The villain here isn’t Bhavish Aggarwal. It’s the system that rewards announcements over execution, TAM expansion over customer satisfaction, and narrative pivots over operational excellence.
Every startup in India’s current ecosystem faces this pressure. The ones that survive will be the ones that remember: a brand that means something specific to someone will always beat a brand that means everything to no one.
Ola had something rare. It had emotional ownership of “India’s ride.” That asset was worth billions. And they traded it for a press release.

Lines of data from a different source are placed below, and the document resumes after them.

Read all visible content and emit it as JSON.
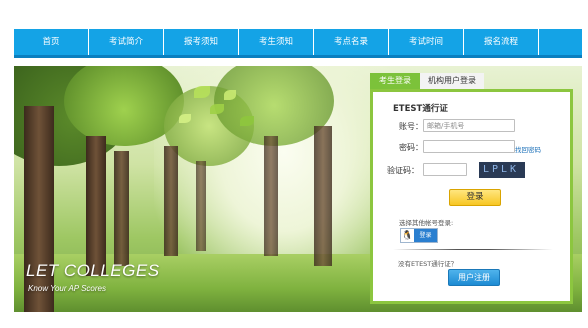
{
  "nav": {
    "items": [
      "首页",
      "考试简介",
      "报考须知",
      "考生须知",
      "考点名录",
      "考试时间",
      "报名流程"
    ]
  },
  "hero": {
    "slogan": "LET COLLEGES",
    "subtitle": "Know Your AP Scores"
  },
  "login": {
    "tabs": [
      "考生登录",
      "机构用户登录"
    ],
    "active_tab": "考生登录",
    "title": "ETEST通行证",
    "account_label": "账号：",
    "account_placeholder": "邮箱/手机号",
    "password_label": "密码：",
    "forgot_link": "找回密码",
    "captcha_label": "验证码：",
    "captcha_text": "LPLK",
    "login_button": "登录",
    "other_account_label": "选择其他帐号登录:",
    "qq_icon": "qq-penguin-icon",
    "qq_button": "登录",
    "no_account_text": "没有ETEST通行证？",
    "register_button": "用户注册"
  },
  "colors": {
    "nav_bg": "#14a3e6",
    "panel_border": "#8cc63f",
    "login_button": "#f7c623",
    "register_button": "#1d8bd3"
  }
}
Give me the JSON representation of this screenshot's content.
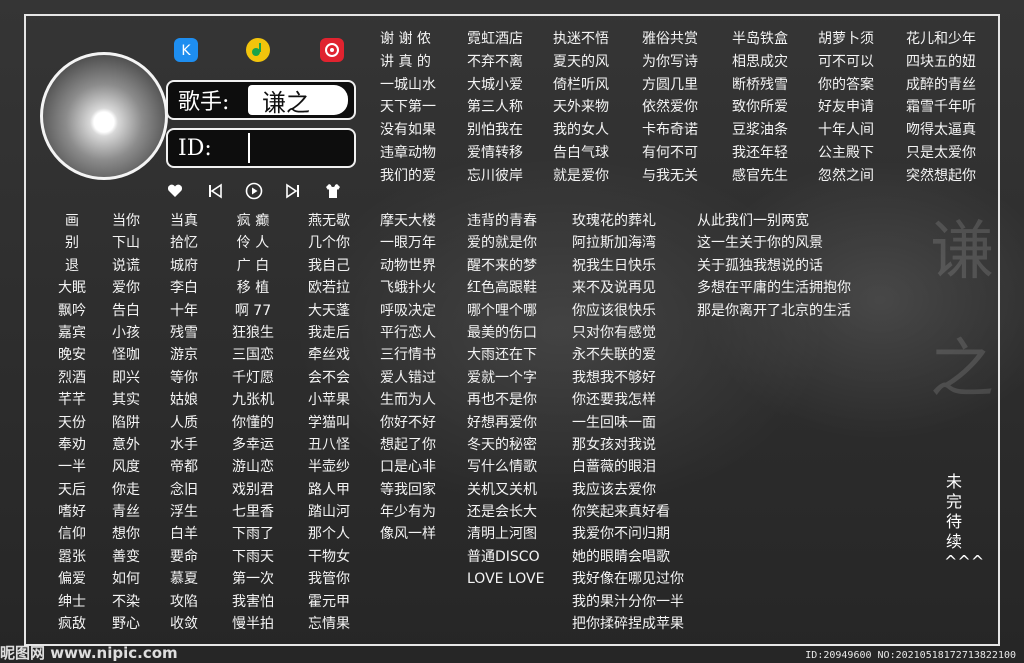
{
  "singer": {
    "label": "歌手:",
    "name": "谦之",
    "id_label": "ID:",
    "id_value": ""
  },
  "apps": [
    {
      "icon": "kugou-icon",
      "color": "#1e8ef0"
    },
    {
      "icon": "qqmusic-icon",
      "color": "#f2c40c"
    },
    {
      "icon": "netease-icon",
      "color": "#e0232f"
    }
  ],
  "controls": [
    "heart-icon",
    "previous-icon",
    "play-icon",
    "next-icon",
    "shirt-icon"
  ],
  "left_columns": [
    [
      "画",
      "别",
      "退",
      "大眠",
      "飘吟",
      "嘉宾",
      "晚安",
      "烈酒",
      "芊芊",
      "天份",
      "奉劝",
      "一半",
      "天后",
      "嗜好",
      "信仰",
      "嚣张",
      "偏爱",
      "绅士",
      "疯敌"
    ],
    [
      "当你",
      "下山",
      "说谎",
      "爱你",
      "告白",
      "小孩",
      "怪咖",
      "即兴",
      "其实",
      "陷阱",
      "意外",
      "风度",
      "你走",
      "青丝",
      "想你",
      "善变",
      "如何",
      "不染",
      "野心"
    ],
    [
      "当真",
      "拾忆",
      "城府",
      "李白",
      "十年",
      "残雪",
      "游京",
      "等你",
      "姑娘",
      "人质",
      "水手",
      "帝都",
      "念旧",
      "浮生",
      "白羊",
      "要命",
      "慕夏",
      "攻陷",
      "收敛"
    ],
    [
      "疯  癫",
      "伶  人",
      "广  白",
      "移  植",
      "啊  77",
      "狂狼生",
      "三国恋",
      "千灯愿",
      "九张机",
      "你懂的",
      "多幸运",
      "游山恋",
      "戏别君",
      "七里香",
      "下雨了",
      "下雨天",
      "第一次",
      "我害怕",
      "慢半拍"
    ],
    [
      "燕无歇",
      "几个你",
      "我自己",
      "欧若拉",
      "大天蓬",
      "我走后",
      "牵丝戏",
      "会不会",
      "小苹果",
      "学猫叫",
      "丑八怪",
      "半壶纱",
      "路人甲",
      "踏山河",
      "那个人",
      "干物女",
      "我管你",
      "霍元甲",
      "忘情果"
    ]
  ],
  "top_columns": [
    [
      "谢 谢 侬",
      "讲 真 的",
      "一城山水",
      "天下第一",
      "没有如果",
      "违章动物",
      "我们的爱"
    ],
    [
      "霓虹酒店",
      "不弃不离",
      "大城小爱",
      "第三人称",
      "别怕我在",
      "爱情转移",
      "忘川彼岸"
    ],
    [
      "执迷不悟",
      "夏天的风",
      "倚栏听风",
      "天外来物",
      "我的女人",
      "告白气球",
      "就是爱你"
    ],
    [
      "雅俗共赏",
      "为你写诗",
      "方圆几里",
      "依然爱你",
      "卡布奇诺",
      "有何不可",
      "与我无关"
    ],
    [
      "半岛铁盒",
      "相思成灾",
      "断桥残雪",
      "致你所爱",
      "豆浆油条",
      "我还年轻",
      "感官先生"
    ],
    [
      "胡萝卜须",
      "可不可以",
      "你的答案",
      "好友申请",
      "十年人间",
      "公主殿下",
      "忽然之间"
    ],
    [
      "花儿和少年",
      "四块五的妞",
      "成醉的青丝",
      "霜雪千年听",
      "吻得太逼真",
      "只是太爱你",
      "突然想起你"
    ]
  ],
  "mid_columns": [
    [
      "摩天大楼",
      "一眼万年",
      "动物世界",
      "飞蛾扑火",
      "呼吸决定",
      "平行恋人",
      "三行情书",
      "爱人错过",
      "生而为人",
      "你好不好",
      "想起了你",
      "口是心非",
      "等我回家",
      "年少有为",
      "像风一样"
    ],
    [
      "违背的青春",
      "爱的就是你",
      "醒不来的梦",
      "红色高跟鞋",
      "哪个哩个哪",
      "最美的伤口",
      "大雨还在下",
      "爱就一个字",
      "再也不是你",
      "好想再爱你",
      "冬天的秘密",
      "写什么情歌",
      "关机又关机",
      "还是会长大",
      "清明上河图",
      "普通DISCO",
      "LOVE LOVE"
    ],
    [
      "玫瑰花的葬礼",
      "阿拉斯加海湾",
      "祝我生日快乐",
      "来不及说再见",
      "你应该很快乐",
      "只对你有感觉",
      "永不失联的爱",
      "我想我不够好",
      "你还要我怎样",
      "一生回味一面",
      "那女孩对我说",
      "白蔷薇的眼泪",
      "我应该去爱你",
      "你笑起来真好看",
      "我爱你不问归期",
      "她的眼睛会唱歌",
      "我好像在哪见过你",
      "我的果汁分你一半",
      "把你揉碎捏成苹果"
    ],
    [
      "从此我们一别两宽",
      "这一生关于你的风景",
      "关于孤独我想说的话",
      "多想在平庸的生活拥抱你",
      "那是你离开了北京的生活"
    ]
  ],
  "pending_label": "未完待续^^^",
  "watermark": [
    "谦",
    "之"
  ],
  "footer": {
    "site": "昵图网 www.nipic.com",
    "id_line": "ID:20949600 NO:20210518172713822100"
  }
}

The Brand Crush Verdict: Ola’s collapse isn’t a competition story. It’s an identity story. The company that pivoted five times in four years didn’t lose to Uber. It lost itself. And once brand schema fractures, no amount of funding can reassemble it.
Sources: RedSeer Consulting, “India Ride-Hailing Market Share Report” (2023); Counterpoint Research, “India Mobility Market Analysis” (2024); Inc42, “Ola Layoffs and Restructuring Tracker” (2023-2024); Google Play Store ratings data (2021-2024); Ola Electric IPO filing, DRHP (2023).